There is a bit of a problem using normal queries in that many types are sent by the server and reported as "string" but in fact we would never ever want them to be converted to strings as they are binary types. Hence, for the time being I left them in raw []byte format, will hopefully have a better resolution for this for the final release.
The new statements are much nicer to use as you can bind a parameter of the type you want to use in your program and the library will convert (provided the types are reasonably easy to convert between).
This has been improved in my local copy which will form 0.3.0-RC.
VARCHAR, CHAR etc will now be converted to strings
TEXT, BLOB etc are left as []byte as they are indistinguishable and it's more memory efficient to leave them as a slice, especially if there is a lot of data. You can type assert them as []byte then cast to string:
str := string(row[5].([]byte))
It's not the most elegant solution, but there isn't really a way to make it much nicer for standard queries.
That would be great! I think convert BLOB to []byte is certainly good. As VARCHAR is large enough for normal usage of string type since MySql5.0, so leave TEXT to []byte for memory efficient is acceptable too, so I just waiting for the new release, thanks.
This is the thinking behind it (if you're interested):
When a packet is read it's always into a slice (so []byte) so by simply setting each field to another slice it's much more efficient as it references the same underlying array (1 copy in memory for the whole packet).
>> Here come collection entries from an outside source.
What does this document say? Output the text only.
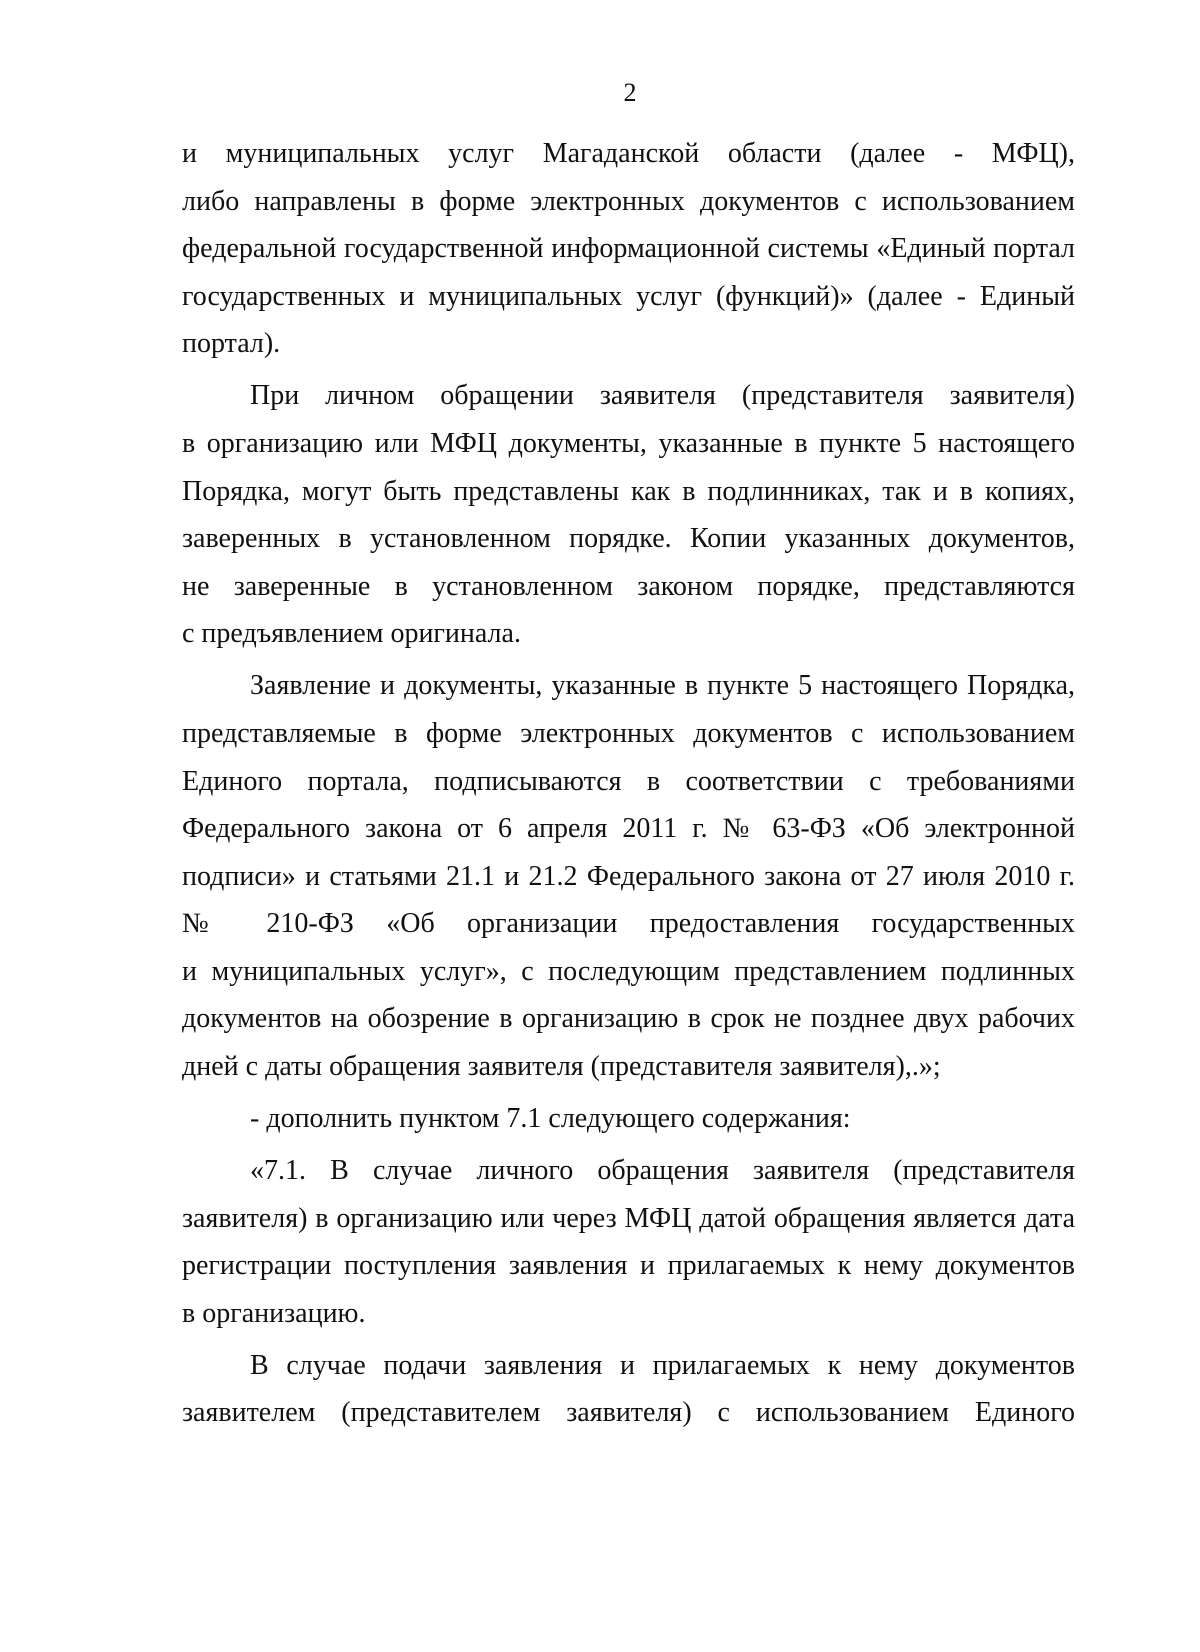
2
и муниципальных услуг Магаданской области (далее - МФЦ),
либо направлены в форме электронных документов с использованием
федеральной государственной информационной системы «Единый портал
государственных и муниципальных услуг (функций)» (далее - Единый
портал).
При личном обращении заявителя (представителя заявителя)
в организацию или МФЦ документы, указанные в пункте 5 настоящего
Порядка, могут быть представлены как в подлинниках, так и в копиях,
заверенных в установленном порядке. Копии указанных документов,
не заверенные в установленном законом порядке, представляются
с предъявлением оригинала.
Заявление и документы, указанные в пункте 5 настоящего Порядка,
представляемые в форме электронных документов с использованием
Единого портала, подписываются в соответствии с требованиями
Федерального закона от 6 апреля 2011 г. № 63-ФЗ «Об электронной
подписи» и статьями 21.1 и 21.2 Федерального закона от 27 июля 2010 г.
№ 210-ФЗ «Об организации предоставления государственных
и муниципальных услуг», с последующим представлением подлинных
документов на обозрение в организацию в срок не позднее двух рабочих
дней с даты обращения заявителя (представителя заявителя),.»;
- дополнить пунктом 7.1 следующего содержания:
«7.1. В случае личного обращения заявителя (представителя
заявителя) в организацию или через МФЦ датой обращения является дата
регистрации поступления заявления и прилагаемых к нему документов
в организацию.
В случае подачи заявления и прилагаемых к нему документов
заявителем (представителем заявителя) с использованием Единого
However if we were to string convert a big text/blob field automatically it would create a copy in memory and use double the memory.
The original data would get garbage collected at some point, but the GC in Go is not instant so I don't want to rely on the GC to clean up memory straight away (which in reality won't happen).
Resolved in RC-2
As "Go row data formats" saying, "varchar" would be convert to "string", but I got []byte, which is really inconvenient to handle, please check it, thanks.